Tutorial 3 | IT:U

Tutorial title: xLSTM – Extended Long Short-Term Memory

Abstract: Language models power transformative applications such as tool-using digital assistants, biological sequence modeling, and autonomous robotic systems. Currently, these language models are predominantly based on Transformer architectures. While Transformers have yielded impressive results, their quadratic runtime dependency on sequence length complicates their use for long sequences and slows democratization. Recently, the recurrent xLSTM architecture has been shown to perform favorably compared to Transformers and modern state-space model (SSM) architectures in both natural and scientific domains.
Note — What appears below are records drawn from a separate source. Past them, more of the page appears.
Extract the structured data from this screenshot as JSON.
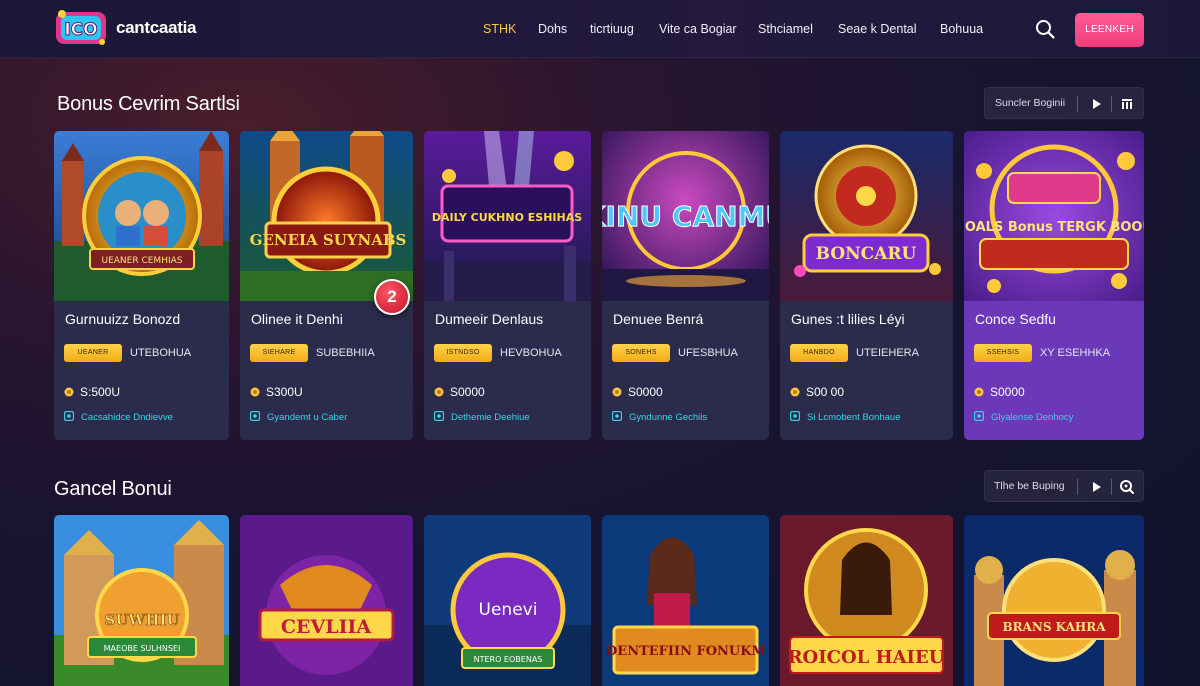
{
  "header": {
    "brand": "cantcaatia",
    "nav": [
      {
        "label": "STHK",
        "active": true
      },
      {
        "label": "Dohs",
        "active": false
      },
      {
        "label": "ticrtiuug",
        "active": false
      },
      {
        "label": "Vite ca Bogiar",
        "active": false
      },
      {
        "label": "Sthciamel",
        "active": false
      },
      {
        "label": "Seae k Dental",
        "active": false
      },
      {
        "label": "Bohuua",
        "active": false
      }
    ],
    "search_icon": "search-icon",
    "login_label": "LEENKEH"
  },
  "section1": {
    "title": "Bonus Cevrim Sartlsi",
    "control_label": "Suncler Boginii"
  },
  "cards": [
    {
      "art_label": "UEANER CEMHIAS",
      "title": "Gurnuuizz Bonozd",
      "badge": "UEANER",
      "tag": "UTEBOHUA",
      "amount": "S:500U",
      "link": "Cacsahidce Dndievve"
    },
    {
      "art_label": "GENEIA SUYNABS",
      "title": "Olinee it Denhi",
      "badge": "SIEHARE",
      "tag": "SUBEBHIIA",
      "amount": "S300U",
      "link": "Gyandemt u Caber",
      "number_badge": "2"
    },
    {
      "art_label": "DAILY CUKHNO ESHIHAS",
      "title": "Dumeeir Denlaus",
      "badge": "ISTNDSO",
      "tag": "HEVBOHUA",
      "amount": "S0000",
      "link": "Dethemie Deehiue"
    },
    {
      "art_label": "KINU CANMU",
      "title": "Denuee Benrá",
      "badge": "SONEHS",
      "tag": "UFESBHUA",
      "amount": "S0000",
      "link": "Gyndunne Gechiis"
    },
    {
      "art_label": "BONCARU",
      "title": "Gunes :t lilies Léyi",
      "badge": "HANBDO",
      "tag": "UTEIEHERA",
      "amount": "S00 00",
      "link": "Si Lcmobent Bonhaue"
    },
    {
      "art_label": "BOALS Bonus TERGK BOOU",
      "title": "Conce Sedfu",
      "badge": "SSEHSIS",
      "tag": "XY ESEHHKA",
      "amount": "S0000",
      "link": "Glyalense Denhocy"
    }
  ],
  "section2": {
    "title": "Gancel Bonui",
    "control_label": "Tlhe be Buping"
  },
  "cards2": [
    {
      "art_label": "SUWHIU",
      "sub_label": "MAEOBE SULHNSEI"
    },
    {
      "art_label": "CEVLIIA"
    },
    {
      "art_label": "Uenevi",
      "sub_label": "NTERO EOBENAS"
    },
    {
      "art_label": "DENTEFIIN FONUKM"
    },
    {
      "art_label": "ROICOL HAIEU"
    },
    {
      "art_label": "BRANS KAHRA"
    }
  ],
  "colors": {
    "accent_pink": "#f0437f",
    "accent_yellow": "#ffc83d",
    "link_cyan": "#39d4e7",
    "card_bg": "#2b2c4c",
    "card_purple": "#6a38b8"
  }
}
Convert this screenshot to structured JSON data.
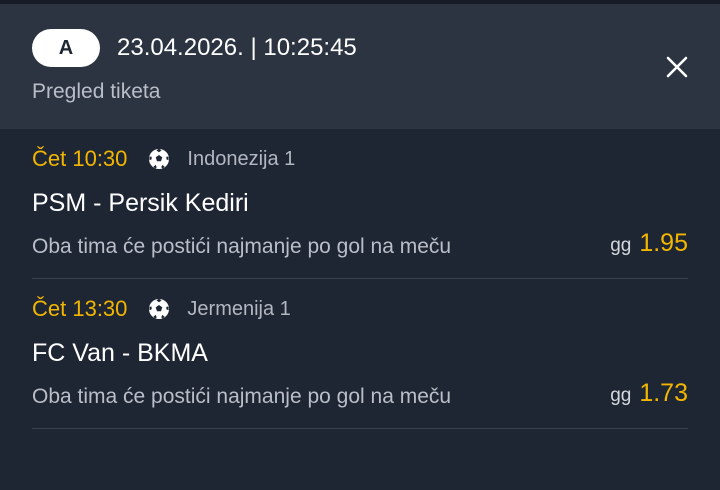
{
  "header": {
    "badge_label": "A",
    "datetime": "23.04.2026. | 10:25:45",
    "subtitle": "Pregled tiketa",
    "close_icon": "close-icon"
  },
  "matches": [
    {
      "time": "Čet 10:30",
      "sport_icon": "soccer-ball-icon",
      "league": "Indonezija 1",
      "teams": "PSM - Persik Kediri",
      "market": "Oba tima će postići najmanje po gol na meču",
      "pick_code": "gg",
      "odds": "1.95"
    },
    {
      "time": "Čet 13:30",
      "sport_icon": "soccer-ball-icon",
      "league": "Jermenija 1",
      "teams": "FC Van - BKMA",
      "market": "Oba tima će postići najmanje po gol na meču",
      "pick_code": "gg",
      "odds": "1.73"
    }
  ],
  "colors": {
    "background": "#1f2633",
    "header_background": "#2c3442",
    "accent_time_odds": "#f2b600",
    "secondary_text": "#b9bec8"
  }
}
Similar to SSMs, xLSTMs have a linear runtime dependency on sequence length and allow for constant-memory decoding at inference time, which makes them prime candidates for modeling long-range dependencies.
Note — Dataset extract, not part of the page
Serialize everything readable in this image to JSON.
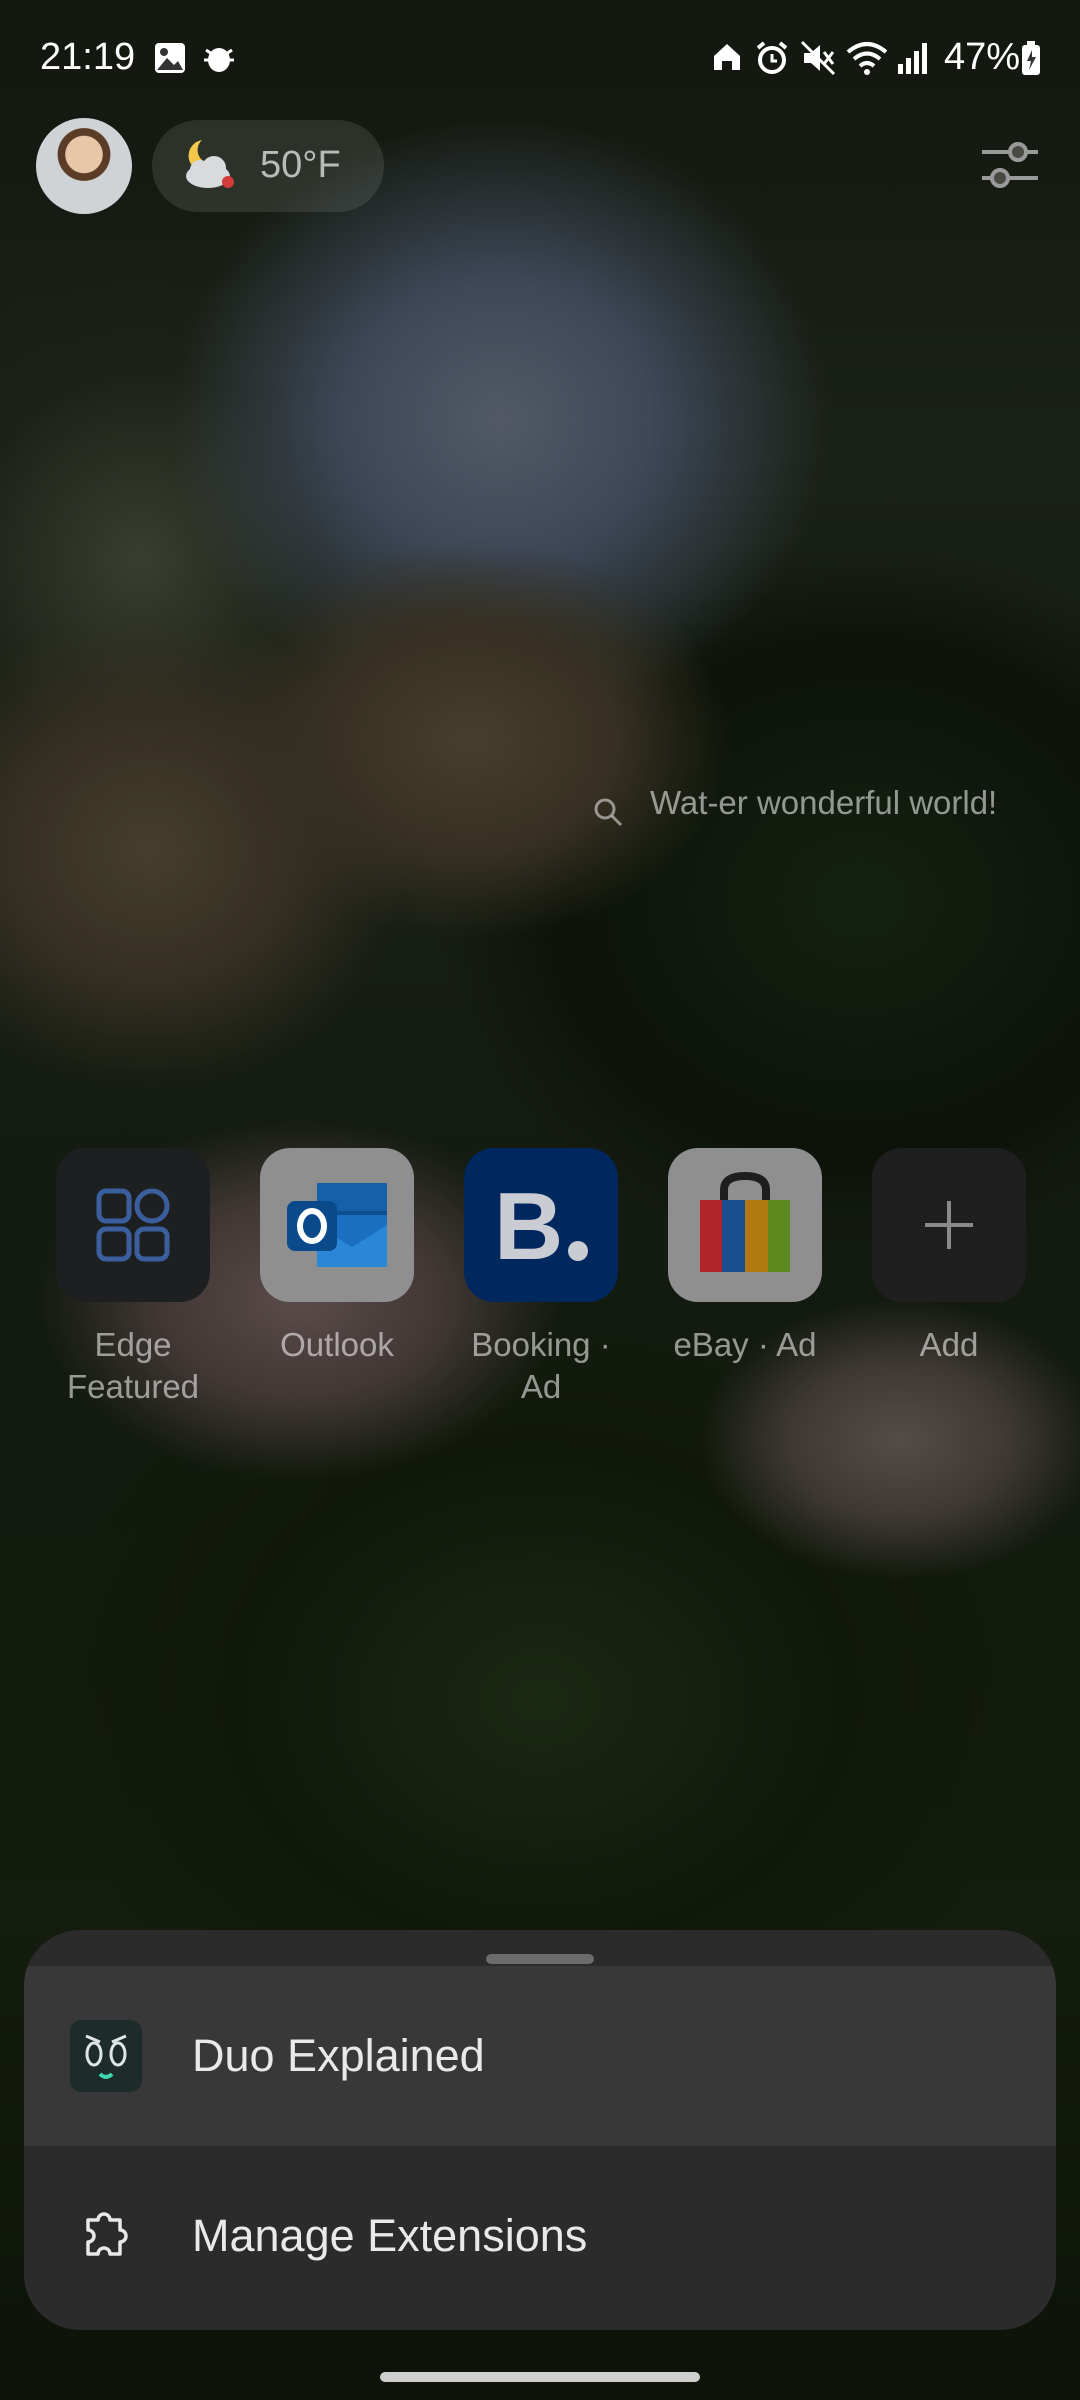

This tutorial provides a comprehensive introduction to the xLSTM architecture, tracing its theoretical foundations from classical RNNs through modern linear attention mechanisms. We explore how xLSTMs achieve competitive performance while maintaining computational efficiency, examining empirical scaling laws that demonstrate comparable performance to Transformers at significantly reduced costs. The tutorial showcases xLSTM’s versatility through diverse applications: modeling biological sequences at genome scale, enabling low-latency robot control systems, and efficient knowledge transfer via transformer distillation. These case studies underscore the potential of xLSTM as a prime candidate for foundational models across scientific and engineering domains.